A Comparative Analysis on the Ability of Machine Learning Models to Create a Housing Price Index Using Integrated New York City Housing and School Performance Data
Open Access
Author:
Gault, William
Area of Honors:
Data Sciences
Degree:
Bachelor of Science
Document Type:
Thesis
Thesis Supervisors:
John Yen, Thesis Supervisor John Yen, Thesis Honors Advisor Suhang Wang, Faculty Reader
Keywords:
Data Science Machine Learning Feature Engineering Linear Regression Neural Network
Abstract:
This thesis introduces data from the New York City Department of Finance and New York City Department of Education to compare the traditional methods of creating a Housing Price Index (H.P.I.) with a machine learning-based approach that incorporates the quality of school district each property belongs to, and compare their benefits and limitations.
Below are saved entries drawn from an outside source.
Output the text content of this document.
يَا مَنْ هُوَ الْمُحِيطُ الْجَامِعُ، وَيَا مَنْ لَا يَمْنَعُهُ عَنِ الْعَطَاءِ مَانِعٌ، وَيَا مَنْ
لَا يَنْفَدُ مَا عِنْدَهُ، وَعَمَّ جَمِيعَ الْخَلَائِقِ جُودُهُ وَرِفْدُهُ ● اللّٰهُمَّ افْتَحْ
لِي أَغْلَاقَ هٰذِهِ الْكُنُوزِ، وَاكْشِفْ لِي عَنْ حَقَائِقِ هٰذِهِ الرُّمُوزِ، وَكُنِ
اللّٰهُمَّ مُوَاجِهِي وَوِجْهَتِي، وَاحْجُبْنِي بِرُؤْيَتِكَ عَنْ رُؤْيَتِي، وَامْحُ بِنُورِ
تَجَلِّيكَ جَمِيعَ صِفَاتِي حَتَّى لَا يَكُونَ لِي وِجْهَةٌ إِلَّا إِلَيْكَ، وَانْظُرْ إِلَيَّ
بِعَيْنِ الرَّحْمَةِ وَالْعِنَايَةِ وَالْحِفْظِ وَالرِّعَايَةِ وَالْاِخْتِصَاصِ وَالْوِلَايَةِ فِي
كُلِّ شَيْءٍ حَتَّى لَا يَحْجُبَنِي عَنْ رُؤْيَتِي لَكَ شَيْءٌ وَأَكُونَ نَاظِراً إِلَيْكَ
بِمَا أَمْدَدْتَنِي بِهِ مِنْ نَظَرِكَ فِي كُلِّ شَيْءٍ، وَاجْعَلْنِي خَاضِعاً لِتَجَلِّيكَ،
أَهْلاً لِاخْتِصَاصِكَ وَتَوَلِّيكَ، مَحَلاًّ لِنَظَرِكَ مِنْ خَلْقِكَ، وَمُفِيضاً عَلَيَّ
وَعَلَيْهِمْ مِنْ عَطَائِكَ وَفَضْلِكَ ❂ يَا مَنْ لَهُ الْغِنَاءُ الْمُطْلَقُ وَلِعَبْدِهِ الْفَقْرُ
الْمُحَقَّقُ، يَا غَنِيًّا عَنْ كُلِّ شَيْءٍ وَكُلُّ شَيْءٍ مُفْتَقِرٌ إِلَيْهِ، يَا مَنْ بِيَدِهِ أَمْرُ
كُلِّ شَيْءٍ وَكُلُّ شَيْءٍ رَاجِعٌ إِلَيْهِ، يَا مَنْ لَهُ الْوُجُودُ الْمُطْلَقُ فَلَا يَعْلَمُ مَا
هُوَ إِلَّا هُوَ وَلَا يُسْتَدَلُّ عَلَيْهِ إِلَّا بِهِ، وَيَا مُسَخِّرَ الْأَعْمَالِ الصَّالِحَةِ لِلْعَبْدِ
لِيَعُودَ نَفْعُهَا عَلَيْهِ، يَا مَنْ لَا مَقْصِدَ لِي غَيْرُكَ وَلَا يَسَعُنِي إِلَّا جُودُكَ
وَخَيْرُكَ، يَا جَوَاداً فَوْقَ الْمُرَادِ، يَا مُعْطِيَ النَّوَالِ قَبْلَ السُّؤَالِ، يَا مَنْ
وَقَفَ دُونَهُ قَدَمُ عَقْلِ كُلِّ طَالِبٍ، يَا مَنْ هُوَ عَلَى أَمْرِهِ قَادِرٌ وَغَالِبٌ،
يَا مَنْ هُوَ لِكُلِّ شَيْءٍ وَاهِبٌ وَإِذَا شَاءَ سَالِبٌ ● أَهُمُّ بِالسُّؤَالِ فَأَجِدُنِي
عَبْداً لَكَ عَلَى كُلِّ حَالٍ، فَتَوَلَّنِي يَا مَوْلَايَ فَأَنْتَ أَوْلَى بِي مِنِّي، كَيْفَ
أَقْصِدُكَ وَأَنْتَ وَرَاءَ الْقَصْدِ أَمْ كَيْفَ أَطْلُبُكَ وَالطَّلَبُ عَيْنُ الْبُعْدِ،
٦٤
The thesis describes the key components of the process of creating an H.P.I. using machine learning methods: including data integration and feature engineering. The thesis also describes the assumptions made as well as the thought process behind each decision. It also describes the techniques used in integrating the two datasets, and my approach in experimenting and comparing the prediction quality of various machine learning-based models. For each model, I compare the performance of both a base-line model and a model that integrates the information about the performance of elementary school that each property is assigned to decide if the inclusion of school performance data has a positive effect on the ability of different machine learning models to predict home sale prices in New York City.